Bozen, Göttingen, Genf, 11. April 2005
Die Gesellschaft für bedrohte Völker (GfbV) hat am
Montag bei der UN- Hochkommissarin für Menschenrechte Louise
Arbour gegen die Verhaftung des in Deutschland lebenden
uigurischen Menschenrechtlers Dolkun Isa aus China in Genf
protestiert. Die Sicherheitspolizei der Vereinten Nationen hatte
Isa am vergangenen Donnerstag in Genf nach Intervention Chinas
die Akkreditierung bei der Menschenrechtskommission der Vereinten
Nationen verweigert und ihn der Schweizer Polizei
überstellt. "Es ist skandalös, dass sich die UN von
einem der schlimmsten Verfolgerstaaten der Welt vorschreiben
lässt, wer Menschenrechtler ist", erklärte der
GfbV-Asienreferent Ulrich Delius. "Isas Verhaftung ist ein
gefährlicher Präzedenzfall. Wenn die Vereinten Nationen
nicht unverzüglich solchen Missbrauch stoppen, wird es
für die Opfer von Menschenrechtsverletzungen
lebensgefährlich, in Genf vor der Menschenrechtskommission
über ihre Verfolgung zu berichten". Erst nach
fünfstündigem Verhör war Isa schließlich
nach Intervention der GfbV und Schweizer Regierungsstellen
freigelassen worden.
Die Verhaftung geht auf eine Information aus dem chinesischen
Innenministerium zurück, das den von Isa geführten
Weltkongress der Uigurischen Jugend als "terroristische
Organisation" ansieht. Seit Dezember 2003 hatte China mehrfach
ein Verbot der in München ansässigen Organisation, eine
Abschiebung der Vereinsmitglieder nach Peking sowie eine
Beschlagnahme des Vereinsvermögens gefordert. "Die deutschen
und europäischen Behörden haben sich gegen diese
Kriminalisierung friedlicher Menschenrechtler unter dem
Deckmantel des Antiterror-Kampfes bislang strikt gewehrt",
erklärte Delius. "Wenn die Vereinten Nationen nun unkritisch
und ohne weitere Prüfung diese haltlosen Vorwürfe
übernehmen, machen sie sich zum Handlanger Chinas und
verspielen ihre letzte Glaubwürdigkeit in
Menschenrechtsfragen. Wer Chinas Missbrauch des weltweiten
Kampfes gegen den Terrorismus unterstützt, legitimiert und
fördert auch Pekings Politik der Unterdrückung der
Uiguren in der Region Xinjiang (Ostturkestan)."

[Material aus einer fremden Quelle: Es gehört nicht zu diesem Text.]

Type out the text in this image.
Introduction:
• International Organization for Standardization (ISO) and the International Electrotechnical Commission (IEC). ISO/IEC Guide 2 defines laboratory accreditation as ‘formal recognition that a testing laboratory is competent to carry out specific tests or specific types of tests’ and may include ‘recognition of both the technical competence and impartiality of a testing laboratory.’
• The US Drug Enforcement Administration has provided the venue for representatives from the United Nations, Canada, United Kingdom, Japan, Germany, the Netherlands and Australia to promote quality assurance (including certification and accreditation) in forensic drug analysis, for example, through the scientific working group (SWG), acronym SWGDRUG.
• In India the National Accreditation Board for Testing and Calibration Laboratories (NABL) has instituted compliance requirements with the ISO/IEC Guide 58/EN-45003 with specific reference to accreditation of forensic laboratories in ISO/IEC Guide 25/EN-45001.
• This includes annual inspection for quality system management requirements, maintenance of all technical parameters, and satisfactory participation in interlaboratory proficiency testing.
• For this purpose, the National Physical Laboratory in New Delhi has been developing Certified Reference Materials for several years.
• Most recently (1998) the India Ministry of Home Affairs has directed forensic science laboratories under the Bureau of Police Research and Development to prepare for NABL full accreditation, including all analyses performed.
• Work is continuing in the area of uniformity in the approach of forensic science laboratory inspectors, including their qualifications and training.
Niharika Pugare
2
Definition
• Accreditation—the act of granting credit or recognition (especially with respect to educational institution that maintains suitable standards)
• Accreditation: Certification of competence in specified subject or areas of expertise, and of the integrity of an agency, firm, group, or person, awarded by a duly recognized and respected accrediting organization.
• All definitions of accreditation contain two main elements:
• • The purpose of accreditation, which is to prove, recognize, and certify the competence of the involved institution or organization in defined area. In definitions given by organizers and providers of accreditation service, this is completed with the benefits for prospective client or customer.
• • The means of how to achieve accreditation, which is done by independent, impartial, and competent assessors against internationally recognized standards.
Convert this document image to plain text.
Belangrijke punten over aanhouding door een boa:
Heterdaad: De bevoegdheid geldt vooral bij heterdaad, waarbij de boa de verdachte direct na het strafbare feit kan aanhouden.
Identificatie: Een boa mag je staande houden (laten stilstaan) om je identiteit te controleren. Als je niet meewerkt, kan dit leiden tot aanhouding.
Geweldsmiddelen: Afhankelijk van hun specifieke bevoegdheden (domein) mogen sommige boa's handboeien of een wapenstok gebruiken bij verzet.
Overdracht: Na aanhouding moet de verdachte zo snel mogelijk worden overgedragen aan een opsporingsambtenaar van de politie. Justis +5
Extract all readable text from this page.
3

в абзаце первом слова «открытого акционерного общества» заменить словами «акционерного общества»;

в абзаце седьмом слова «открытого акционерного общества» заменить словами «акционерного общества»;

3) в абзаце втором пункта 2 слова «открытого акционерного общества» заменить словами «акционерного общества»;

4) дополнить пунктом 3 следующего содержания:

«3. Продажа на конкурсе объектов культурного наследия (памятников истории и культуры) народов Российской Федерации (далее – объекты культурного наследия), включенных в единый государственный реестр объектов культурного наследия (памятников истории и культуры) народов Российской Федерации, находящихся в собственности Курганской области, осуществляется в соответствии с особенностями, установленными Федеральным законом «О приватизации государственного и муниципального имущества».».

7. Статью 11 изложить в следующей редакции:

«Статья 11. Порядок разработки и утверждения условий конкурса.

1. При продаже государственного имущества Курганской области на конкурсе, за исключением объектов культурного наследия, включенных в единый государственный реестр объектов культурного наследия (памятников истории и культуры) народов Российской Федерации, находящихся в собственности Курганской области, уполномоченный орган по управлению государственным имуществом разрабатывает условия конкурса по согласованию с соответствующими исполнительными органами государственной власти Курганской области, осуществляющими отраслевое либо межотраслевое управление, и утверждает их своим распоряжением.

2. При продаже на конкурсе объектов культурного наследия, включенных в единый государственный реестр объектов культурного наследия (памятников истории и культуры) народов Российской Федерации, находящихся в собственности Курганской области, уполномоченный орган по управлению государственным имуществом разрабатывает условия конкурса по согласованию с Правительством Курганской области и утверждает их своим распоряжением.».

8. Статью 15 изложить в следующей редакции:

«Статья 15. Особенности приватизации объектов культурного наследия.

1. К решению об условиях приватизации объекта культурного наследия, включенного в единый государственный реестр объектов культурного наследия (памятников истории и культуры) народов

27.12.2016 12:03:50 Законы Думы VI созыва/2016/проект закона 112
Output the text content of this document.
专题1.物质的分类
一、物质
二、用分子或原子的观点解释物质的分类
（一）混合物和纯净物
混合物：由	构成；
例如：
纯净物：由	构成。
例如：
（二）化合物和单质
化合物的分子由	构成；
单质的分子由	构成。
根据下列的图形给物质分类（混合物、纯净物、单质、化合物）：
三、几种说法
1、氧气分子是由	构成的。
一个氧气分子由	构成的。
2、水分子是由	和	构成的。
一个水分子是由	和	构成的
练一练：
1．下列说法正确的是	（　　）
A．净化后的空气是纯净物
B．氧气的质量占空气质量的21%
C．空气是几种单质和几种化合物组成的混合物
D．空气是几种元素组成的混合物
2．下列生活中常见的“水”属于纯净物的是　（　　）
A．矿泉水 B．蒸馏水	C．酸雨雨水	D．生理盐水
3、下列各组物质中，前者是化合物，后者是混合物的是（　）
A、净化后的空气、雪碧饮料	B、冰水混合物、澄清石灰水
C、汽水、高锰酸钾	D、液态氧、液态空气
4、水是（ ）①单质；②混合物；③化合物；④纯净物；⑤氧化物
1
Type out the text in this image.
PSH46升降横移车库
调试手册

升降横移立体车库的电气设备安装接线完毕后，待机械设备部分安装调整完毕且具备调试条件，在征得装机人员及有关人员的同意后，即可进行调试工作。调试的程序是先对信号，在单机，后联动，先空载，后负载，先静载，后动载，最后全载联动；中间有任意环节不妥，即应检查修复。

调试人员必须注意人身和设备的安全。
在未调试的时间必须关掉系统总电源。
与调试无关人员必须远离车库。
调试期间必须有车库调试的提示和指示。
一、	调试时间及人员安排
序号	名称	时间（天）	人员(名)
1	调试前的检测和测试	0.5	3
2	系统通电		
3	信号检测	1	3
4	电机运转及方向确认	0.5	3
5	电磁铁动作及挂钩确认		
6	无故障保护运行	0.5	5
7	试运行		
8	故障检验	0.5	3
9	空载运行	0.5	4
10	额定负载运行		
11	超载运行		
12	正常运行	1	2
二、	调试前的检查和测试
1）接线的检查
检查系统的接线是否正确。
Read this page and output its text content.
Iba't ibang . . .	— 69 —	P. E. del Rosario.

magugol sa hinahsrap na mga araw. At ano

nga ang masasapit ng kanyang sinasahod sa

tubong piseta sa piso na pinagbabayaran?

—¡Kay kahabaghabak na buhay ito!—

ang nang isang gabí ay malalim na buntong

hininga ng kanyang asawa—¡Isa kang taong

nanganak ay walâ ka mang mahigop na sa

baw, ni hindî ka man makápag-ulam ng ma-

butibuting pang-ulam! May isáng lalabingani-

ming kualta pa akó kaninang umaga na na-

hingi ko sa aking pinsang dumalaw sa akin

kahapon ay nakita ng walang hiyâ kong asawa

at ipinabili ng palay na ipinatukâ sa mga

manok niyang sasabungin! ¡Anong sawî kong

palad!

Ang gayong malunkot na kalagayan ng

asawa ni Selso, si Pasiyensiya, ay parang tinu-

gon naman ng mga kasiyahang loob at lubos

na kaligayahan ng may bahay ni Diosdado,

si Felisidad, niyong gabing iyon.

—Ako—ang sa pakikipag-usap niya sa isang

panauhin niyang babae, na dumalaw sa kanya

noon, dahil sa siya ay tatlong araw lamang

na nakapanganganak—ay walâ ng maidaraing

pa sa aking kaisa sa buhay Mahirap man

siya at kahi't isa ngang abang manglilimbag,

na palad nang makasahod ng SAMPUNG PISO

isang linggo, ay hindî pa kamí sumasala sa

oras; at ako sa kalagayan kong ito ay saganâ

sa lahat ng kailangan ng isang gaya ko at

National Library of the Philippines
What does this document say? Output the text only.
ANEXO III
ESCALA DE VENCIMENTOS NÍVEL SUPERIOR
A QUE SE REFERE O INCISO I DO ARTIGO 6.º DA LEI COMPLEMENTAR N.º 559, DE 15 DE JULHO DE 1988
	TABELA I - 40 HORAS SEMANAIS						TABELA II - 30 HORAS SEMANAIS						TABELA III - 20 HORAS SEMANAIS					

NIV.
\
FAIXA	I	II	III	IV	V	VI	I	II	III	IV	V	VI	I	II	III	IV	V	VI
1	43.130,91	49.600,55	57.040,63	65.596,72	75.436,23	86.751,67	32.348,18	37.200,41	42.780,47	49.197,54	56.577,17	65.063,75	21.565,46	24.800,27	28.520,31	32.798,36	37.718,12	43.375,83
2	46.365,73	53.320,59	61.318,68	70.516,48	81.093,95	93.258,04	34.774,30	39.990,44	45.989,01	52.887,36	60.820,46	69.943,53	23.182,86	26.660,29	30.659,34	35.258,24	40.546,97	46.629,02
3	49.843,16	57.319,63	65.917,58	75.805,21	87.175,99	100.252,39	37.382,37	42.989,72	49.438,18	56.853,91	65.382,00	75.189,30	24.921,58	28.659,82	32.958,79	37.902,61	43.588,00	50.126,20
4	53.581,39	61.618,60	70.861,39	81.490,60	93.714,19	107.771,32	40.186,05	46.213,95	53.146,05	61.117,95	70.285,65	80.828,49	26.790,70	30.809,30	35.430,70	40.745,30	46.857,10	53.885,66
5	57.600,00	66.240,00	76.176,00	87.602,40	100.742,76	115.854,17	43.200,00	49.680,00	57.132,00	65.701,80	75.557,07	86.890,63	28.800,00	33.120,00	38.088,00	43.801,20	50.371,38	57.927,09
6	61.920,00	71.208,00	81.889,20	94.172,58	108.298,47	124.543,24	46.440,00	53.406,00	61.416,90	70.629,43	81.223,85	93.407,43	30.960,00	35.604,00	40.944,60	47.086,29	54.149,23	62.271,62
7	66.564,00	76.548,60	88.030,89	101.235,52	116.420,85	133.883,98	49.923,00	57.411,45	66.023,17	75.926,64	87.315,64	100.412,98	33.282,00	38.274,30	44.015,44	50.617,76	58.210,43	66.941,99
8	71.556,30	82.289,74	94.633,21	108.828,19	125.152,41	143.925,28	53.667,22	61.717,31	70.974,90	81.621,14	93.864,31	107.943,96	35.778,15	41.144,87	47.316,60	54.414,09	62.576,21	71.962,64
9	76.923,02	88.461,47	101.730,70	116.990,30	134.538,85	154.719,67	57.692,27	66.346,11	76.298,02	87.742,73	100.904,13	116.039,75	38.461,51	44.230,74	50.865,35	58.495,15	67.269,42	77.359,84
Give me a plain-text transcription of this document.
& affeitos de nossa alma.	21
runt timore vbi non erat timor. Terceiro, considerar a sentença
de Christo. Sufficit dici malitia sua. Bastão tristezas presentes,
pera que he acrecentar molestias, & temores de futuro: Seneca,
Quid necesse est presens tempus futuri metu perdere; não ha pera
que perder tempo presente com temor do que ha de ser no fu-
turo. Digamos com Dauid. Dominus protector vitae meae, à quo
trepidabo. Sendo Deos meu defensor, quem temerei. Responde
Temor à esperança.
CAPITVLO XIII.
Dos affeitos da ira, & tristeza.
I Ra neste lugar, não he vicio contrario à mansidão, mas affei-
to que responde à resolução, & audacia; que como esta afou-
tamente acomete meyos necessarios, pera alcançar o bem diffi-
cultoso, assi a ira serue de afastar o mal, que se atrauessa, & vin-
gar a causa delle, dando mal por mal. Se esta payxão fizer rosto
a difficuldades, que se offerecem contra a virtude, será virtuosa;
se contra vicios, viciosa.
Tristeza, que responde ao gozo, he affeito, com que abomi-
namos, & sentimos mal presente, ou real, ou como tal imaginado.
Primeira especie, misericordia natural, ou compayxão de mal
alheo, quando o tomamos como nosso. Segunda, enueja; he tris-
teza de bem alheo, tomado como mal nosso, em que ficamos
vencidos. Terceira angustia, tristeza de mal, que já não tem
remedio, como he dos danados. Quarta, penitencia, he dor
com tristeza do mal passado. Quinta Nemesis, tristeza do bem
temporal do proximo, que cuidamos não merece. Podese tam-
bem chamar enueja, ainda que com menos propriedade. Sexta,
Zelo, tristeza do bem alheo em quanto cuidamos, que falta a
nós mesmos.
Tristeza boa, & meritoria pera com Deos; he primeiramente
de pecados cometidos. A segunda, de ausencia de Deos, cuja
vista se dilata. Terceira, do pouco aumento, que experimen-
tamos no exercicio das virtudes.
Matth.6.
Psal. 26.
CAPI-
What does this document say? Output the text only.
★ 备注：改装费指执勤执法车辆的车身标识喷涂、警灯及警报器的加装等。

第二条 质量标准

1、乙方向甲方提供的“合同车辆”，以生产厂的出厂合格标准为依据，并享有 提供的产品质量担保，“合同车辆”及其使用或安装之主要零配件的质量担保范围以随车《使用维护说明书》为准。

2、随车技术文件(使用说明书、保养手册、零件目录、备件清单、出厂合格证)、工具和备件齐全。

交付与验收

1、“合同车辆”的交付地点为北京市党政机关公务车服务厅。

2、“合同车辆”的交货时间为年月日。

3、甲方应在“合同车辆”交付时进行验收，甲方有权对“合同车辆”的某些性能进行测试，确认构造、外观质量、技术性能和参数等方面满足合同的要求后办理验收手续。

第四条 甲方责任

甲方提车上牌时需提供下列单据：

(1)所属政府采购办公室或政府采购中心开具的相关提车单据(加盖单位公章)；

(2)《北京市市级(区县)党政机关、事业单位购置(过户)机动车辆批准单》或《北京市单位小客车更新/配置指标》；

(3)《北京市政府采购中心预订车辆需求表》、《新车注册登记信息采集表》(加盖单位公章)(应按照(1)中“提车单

Mit willkürlichen Verhaftungen, Schließungen von
Moscheen, Bücherverbrennungen, Razzien, Folter und
Hinrichtungen gehe China gegen die uigurische
Zivilbevölkerung in Ostturkestan vor. Wer sich für die
Rechte der Uiguren einsetze, werde zum "Terroristen"
erklärt. So würden auch andere im Exil in Deutschland
lebende chinesische Menschenrechtler systematisch als
"Terroristen" kriminalisiert und von den chinesischen
Behörden in ihrer Bewegungsfreiheit eingeschränkt.
Chinas Botschaften verbreiteten in ihren Gaststaaten "schwarze
Listen" und drängten die Behörden, ihnen den Aufenthalt
oder die Einreise zu verbieten. "Das "neue China", von dem
Bundeskanzler Gerhard Schröder spricht, wenn er sich
für die Aufhebung des EU-Waffenembargos einsetzt, ist nicht
nur eine aufstrebende Wirtschaftsmacht, sondern auch eine
Diktatur, die mit immer repressiveren Methoden alle Kritiker im
In- und Ausland mundtot macht", sagte Delius.